Currently I am analysing DWI data from control and TBI rats. I have a question about dwinormalise for the rat brain. I first tried to run dwiintensitynorm to perform global intensity normalisation across subjects (step 5) [after I already went through step 1 to 4]. Somehow this script failed somewhere in the process which has something to do with the registration (might be due to the shape of the rat brain, which is of course quite different from a human brain in size and shape). Therefore I did some steps manually: (1) I made my own study-specific template, (2) registered all FA images to the template, (3) created a WM mask by thresholding, and (4) projected the WM mask back into subject space.

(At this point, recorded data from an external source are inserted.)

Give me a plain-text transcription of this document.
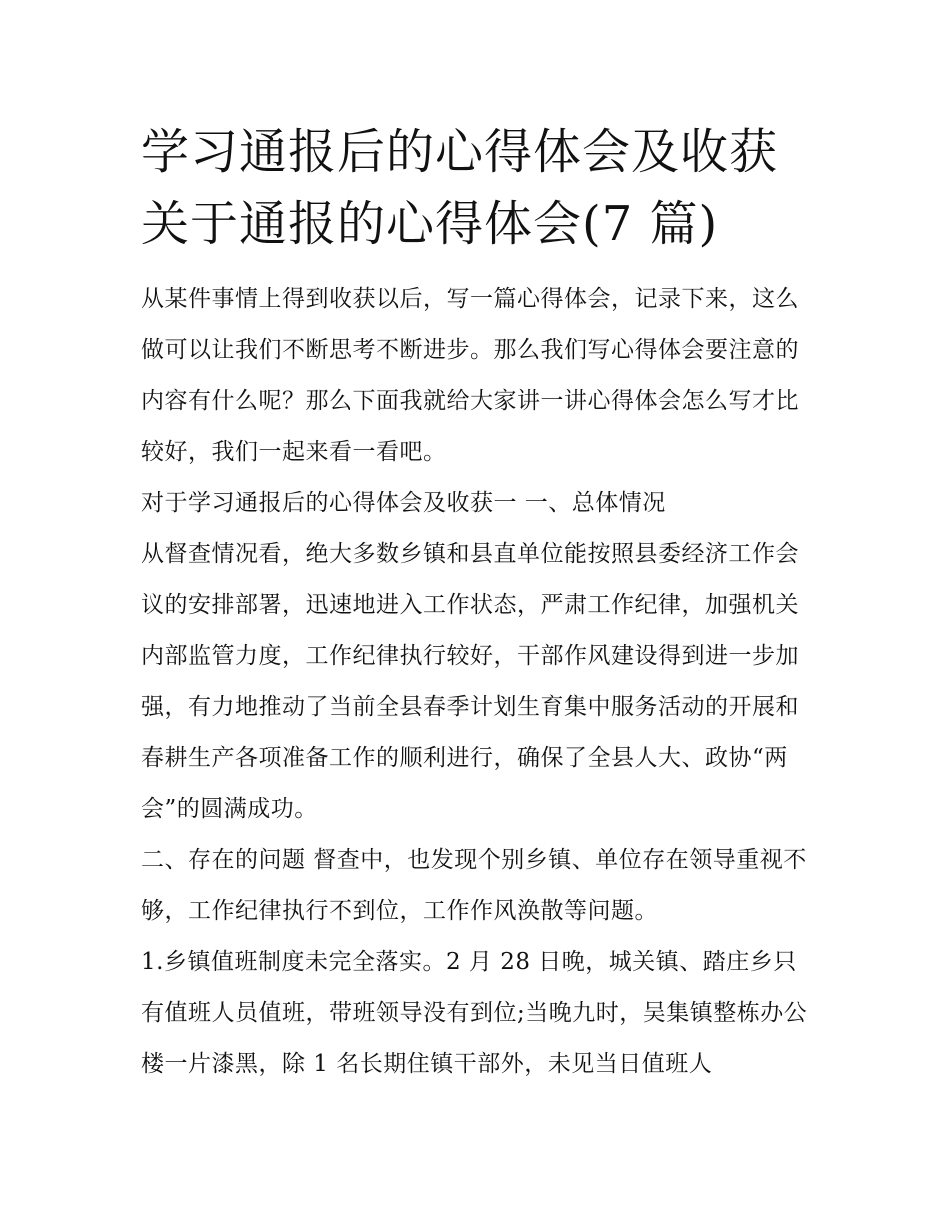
学习通报后的心得体会及收获
关于通报的心得体会(7 篇)

从某件事情上得到收获以后，写一篇心得体会，记录下来，这么做可以让我们不断思考不断进步。那么我们写心得体会要注意的内容有什么呢？那么下面我就给大家讲一讲心得体会怎么写才比较好，我们一起来看一看吧。

对于学习通报后的心得体会及收获一 一、总体情况

从督查情况看，绝大多数乡镇和县直单位能按照县委经济工作会议的安排部署，迅速地进入工作状态，严肃工作纪律，加强机关内部监管力度，工作纪律执行较好，干部作风建设得到进一步加强，有力地推动了当前全县春季计划生育集中服务活动的开展和春耕生产各项准备工作的顺利进行，确保了全县人大、政协“两会”的圆满成功。

二、存在的问题 督查中，也发现个别乡镇、单位存在领导重视不够，工作纪律执行不到位，工作作风涣散等问题。

1.乡镇值班制度未完全落实。2 月 28 日晚，城关镇、踏庄乡只有值班人员值班，带班领导没有到位;当晚九时，吴集镇整栋办公楼一片漆黑，除 1 名长期住镇干部外，未见当日值班人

Now everything should be ready to apply dwinormalise, since it’s stated that “The mask is then transformed back into the space of each subject image and used in the dwinormalise command to normalise the input DW images to have the same b=0 white matter median value.” Elsewhere on the forum (response June 2017) it’s also stated that inter-subject normalisation is provided by dwinormalise.

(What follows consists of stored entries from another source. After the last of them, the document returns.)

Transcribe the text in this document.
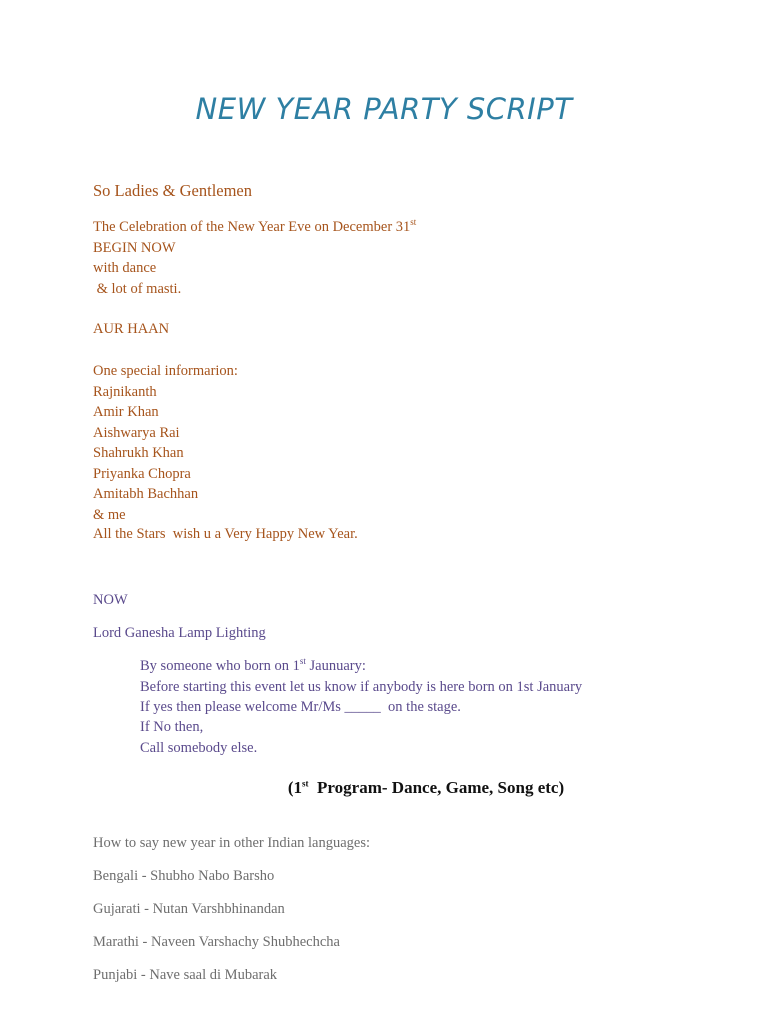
NEW YEAR PARTY SCRIPT
So Ladies & Gentlemen
The Celebration of the New Year Eve on December 31st
BEGIN NOW
with dance
& lot of masti.
AUR HAAN
One special informarion:
Rajnikanth
Amir Khan
Aishwarya Rai
Shahrukh Khan
Priyanka Chopra
Amitabh Bachhan
& me
All the Stars  wish u a Very Happy New Year.
NOW
Lord Ganesha Lamp Lighting
By someone who born on 1st Jaunuary:
Before starting this event let us know if anybody is here born on 1st January
If yes then please welcome Mr/Ms _____  on the stage.
If No then,
Call somebody else.
(1st  Program- Dance, Game, Song etc)
How to say new year in other Indian languages:
Bengali - Shubho Nabo Barsho
Gujarati - Nutan Varshbhinandan
Marathi - Naveen Varshachy Shubhechcha
Punjabi - Nave saal di Mubarak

So I applied dwinormalise to every rat DWI image, using the ‘back projected subject specific WM mask’ as a mask and the default value of ‘1000’. To check the result, I compared the median b=0 white matter values of two rats, and they were slightly different, so they don’t have ‘the same b=0 white matter median value’ as is stated above.
So my question is, does the dwiintensitynorm script apply the dwinormalise step in a ‘special way’, e.g. by normalising every subject by it’s own median b=0 white matter value? In that case every median b=0 white matter value would be 1000 and indeed ‘the same’. How does the script deal with multiple b=0 images? May be I missed something, I just want to know if I’m on the right track, before I start with ‘Fixel Based Analysis’ (another 17 steps)…
And a related question, which might also be important for the inter-subject global intensity normalisation. We have a dataset of rats with and without traumatic brain injury (TBI). TBI causes wide spread white-matter damage, so should some steps (like normalisation or average FOD estimation) be performed separately for control and TBI rats? Or should there be one study-specific template etc.? Furthermore, data acquisition is longitudinal, similar questions here. Does anyone has experience with a similar set up?
Thanks in advance for your advice and suggestions!